There's a much more complex conversation to be had about Manon and how the ballet can or cannot inform contemporary conversations on choice, prostitution and coercion. When I spoke with the three National Ballet principal dancers who will dance the role this month – Greta Hodgkinson, Sonia Rodriguez and Jillian Vanstone – I was given an alternative to the victim-narrative. All three artists consider Manon a pragmatist. Hodgkinson points out that Manon isn't supposed to see money trade hands between her brother and G.M. and that her privileged relationship with G.M. keeps her out of the brothel and its associated dangers. "I don't think she necessarily feels as though she's prostituting herself. She has a chance to have a better way of life and she takes it."

Rodriguez suggests that, while Manon is manipulated into prostitution by the brother whom she trusts, there is an element of self-determination at play, too. "I think, in a male-dominated world, the prostitution can be empowering for her. She finds a way to control the men around her. … Once she's fully aware of her situation, I think she very consciously goes: I want to be a participant in this. I want to take charge."

Rodriguez rejects the notion that Manon is a victim, choosing, instead, to see her as a survivor. I ask how she reconciles this interpretation with the fact that Manon ends up dead in a swamp. "Well, we can't change the story," she says with a laugh. She suggests that Manon's death is not exceptional given its socio-economic context and that, from a narrative perspective, it might not be all that important. "I see Manon fighting for her life throughout the whole ballet."
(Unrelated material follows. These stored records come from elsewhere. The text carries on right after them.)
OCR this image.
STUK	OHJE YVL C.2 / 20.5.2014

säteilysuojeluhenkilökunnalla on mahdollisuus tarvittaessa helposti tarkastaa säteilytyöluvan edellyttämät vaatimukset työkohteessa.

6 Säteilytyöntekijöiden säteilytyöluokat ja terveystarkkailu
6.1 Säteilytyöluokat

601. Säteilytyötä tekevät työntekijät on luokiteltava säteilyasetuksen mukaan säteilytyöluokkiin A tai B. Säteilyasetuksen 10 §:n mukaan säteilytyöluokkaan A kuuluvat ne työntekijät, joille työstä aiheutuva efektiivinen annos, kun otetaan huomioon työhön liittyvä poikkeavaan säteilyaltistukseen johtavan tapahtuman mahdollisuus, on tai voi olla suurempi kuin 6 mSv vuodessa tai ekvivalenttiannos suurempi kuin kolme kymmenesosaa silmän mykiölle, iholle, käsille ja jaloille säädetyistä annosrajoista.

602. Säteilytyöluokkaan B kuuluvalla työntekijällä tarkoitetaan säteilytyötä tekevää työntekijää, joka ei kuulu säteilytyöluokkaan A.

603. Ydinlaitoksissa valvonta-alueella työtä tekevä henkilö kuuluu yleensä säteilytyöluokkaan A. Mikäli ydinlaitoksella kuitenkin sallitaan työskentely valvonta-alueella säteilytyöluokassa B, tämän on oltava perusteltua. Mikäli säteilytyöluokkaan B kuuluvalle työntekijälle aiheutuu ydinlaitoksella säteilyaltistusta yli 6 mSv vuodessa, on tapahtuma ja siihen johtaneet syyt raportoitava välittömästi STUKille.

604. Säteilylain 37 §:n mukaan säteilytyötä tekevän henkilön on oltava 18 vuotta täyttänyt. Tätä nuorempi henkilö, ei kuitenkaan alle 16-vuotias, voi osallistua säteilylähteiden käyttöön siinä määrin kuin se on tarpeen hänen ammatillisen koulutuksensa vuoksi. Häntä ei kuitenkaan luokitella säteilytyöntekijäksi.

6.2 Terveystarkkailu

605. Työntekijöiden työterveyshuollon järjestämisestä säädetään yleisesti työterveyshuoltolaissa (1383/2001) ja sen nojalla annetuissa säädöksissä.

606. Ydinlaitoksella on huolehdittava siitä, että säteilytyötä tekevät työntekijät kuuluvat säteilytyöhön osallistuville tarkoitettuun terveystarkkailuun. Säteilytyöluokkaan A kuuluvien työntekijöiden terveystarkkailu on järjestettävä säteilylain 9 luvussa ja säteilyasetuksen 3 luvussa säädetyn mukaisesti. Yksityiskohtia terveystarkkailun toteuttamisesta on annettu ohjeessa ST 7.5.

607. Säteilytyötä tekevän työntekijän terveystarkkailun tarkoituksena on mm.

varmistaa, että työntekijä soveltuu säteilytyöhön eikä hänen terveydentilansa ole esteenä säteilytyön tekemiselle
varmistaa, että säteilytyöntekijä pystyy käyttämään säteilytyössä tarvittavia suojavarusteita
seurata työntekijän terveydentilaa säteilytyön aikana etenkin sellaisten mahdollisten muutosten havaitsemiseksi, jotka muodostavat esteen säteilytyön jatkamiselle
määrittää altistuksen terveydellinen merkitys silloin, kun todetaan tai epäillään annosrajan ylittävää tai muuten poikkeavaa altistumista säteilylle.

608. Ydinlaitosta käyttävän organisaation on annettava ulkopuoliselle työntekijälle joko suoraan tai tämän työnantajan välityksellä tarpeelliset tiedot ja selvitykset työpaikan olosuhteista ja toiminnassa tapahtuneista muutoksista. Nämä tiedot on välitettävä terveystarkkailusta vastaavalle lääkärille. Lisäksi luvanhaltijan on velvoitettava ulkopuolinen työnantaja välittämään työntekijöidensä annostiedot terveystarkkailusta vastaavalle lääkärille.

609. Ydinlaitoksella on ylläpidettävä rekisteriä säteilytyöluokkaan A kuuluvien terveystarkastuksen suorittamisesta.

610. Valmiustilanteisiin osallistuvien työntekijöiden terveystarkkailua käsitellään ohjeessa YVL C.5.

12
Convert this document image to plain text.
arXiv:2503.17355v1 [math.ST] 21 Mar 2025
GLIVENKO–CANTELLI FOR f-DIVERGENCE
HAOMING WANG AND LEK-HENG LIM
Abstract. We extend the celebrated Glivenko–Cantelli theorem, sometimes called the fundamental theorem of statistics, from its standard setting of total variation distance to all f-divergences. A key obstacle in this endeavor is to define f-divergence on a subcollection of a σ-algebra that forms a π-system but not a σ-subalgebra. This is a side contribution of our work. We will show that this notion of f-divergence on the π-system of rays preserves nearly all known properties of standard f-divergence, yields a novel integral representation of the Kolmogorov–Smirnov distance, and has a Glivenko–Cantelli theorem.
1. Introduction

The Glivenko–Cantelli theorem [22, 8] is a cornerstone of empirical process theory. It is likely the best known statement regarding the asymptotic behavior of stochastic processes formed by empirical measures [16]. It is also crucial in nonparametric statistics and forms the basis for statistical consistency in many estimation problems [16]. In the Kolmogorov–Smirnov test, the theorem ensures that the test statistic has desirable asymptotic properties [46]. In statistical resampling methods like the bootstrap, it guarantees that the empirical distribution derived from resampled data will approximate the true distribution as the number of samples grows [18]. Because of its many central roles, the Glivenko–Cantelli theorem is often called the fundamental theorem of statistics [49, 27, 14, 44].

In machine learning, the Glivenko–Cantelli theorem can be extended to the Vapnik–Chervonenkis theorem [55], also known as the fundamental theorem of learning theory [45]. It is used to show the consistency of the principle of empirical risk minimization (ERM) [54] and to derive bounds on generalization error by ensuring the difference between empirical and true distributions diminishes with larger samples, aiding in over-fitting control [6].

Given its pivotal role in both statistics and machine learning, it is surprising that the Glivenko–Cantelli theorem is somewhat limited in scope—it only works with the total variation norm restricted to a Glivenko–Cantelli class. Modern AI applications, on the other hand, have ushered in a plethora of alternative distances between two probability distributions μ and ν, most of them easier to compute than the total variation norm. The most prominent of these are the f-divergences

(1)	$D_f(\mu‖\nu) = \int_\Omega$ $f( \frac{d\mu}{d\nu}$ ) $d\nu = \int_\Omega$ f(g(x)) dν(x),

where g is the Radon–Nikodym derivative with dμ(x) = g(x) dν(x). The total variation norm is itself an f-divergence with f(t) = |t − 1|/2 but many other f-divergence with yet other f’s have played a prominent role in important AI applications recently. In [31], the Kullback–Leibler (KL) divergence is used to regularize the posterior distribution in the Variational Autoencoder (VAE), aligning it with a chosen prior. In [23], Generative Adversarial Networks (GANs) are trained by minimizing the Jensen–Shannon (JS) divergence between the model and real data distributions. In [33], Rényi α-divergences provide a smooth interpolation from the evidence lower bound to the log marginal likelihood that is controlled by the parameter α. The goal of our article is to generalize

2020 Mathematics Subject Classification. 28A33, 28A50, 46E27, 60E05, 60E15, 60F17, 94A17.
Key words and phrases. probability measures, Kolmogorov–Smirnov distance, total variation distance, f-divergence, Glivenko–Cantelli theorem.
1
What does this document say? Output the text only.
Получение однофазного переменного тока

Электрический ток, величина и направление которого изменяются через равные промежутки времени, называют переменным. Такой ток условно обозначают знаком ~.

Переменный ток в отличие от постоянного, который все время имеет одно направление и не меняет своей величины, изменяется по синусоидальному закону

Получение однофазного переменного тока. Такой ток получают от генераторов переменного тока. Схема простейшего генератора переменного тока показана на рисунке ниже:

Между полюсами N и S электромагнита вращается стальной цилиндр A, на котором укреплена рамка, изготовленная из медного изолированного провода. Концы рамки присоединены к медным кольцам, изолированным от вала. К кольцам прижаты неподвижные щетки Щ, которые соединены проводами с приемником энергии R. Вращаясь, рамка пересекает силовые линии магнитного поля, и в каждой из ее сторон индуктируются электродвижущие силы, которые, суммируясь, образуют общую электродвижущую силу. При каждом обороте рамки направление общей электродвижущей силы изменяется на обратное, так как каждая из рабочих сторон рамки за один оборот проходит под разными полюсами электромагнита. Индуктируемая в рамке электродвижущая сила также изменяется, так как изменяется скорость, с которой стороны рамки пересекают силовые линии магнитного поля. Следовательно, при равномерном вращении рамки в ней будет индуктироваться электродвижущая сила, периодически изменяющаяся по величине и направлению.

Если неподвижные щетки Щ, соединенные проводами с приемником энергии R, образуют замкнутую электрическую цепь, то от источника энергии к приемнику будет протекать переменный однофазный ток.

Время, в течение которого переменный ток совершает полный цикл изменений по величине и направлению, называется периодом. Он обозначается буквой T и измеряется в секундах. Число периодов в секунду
Vanstone doesn't think we can generalize about inherent anti-feminism in ballet simply because of the prevalence of female death sentences. "There's room to reinterpret the older stories – the women can be played in a two-dimensional way or they can be given more life and be turned into somebody who is more relatable and real. I don't think the story of Manon glorifies her victimization in any way."

I was lucky enough to watch Vanstone in rehearsal last week, dancing the pas-de-deux from Act 2. It's a segment of choreography that shows how much ballet can adapt to its time – it's fluid, fast, unstructured and emotionally unsparing, at times shockingly beautiful yet never stilted or remote. Watching it, I agree with Vanstone: Here is a young woman trying to take control of her life. All three Manons are exquisite artists and world-class ballerinas – I have no doubt their dancing will be remarkable. Let's hope that their empowered interpretations can transcend some of the ambiguities in the ballet's plot.

The National Ballet's Manon runs at Toronto's Four Seasons Centre from Nov. 8 to 16 (ballet.ca).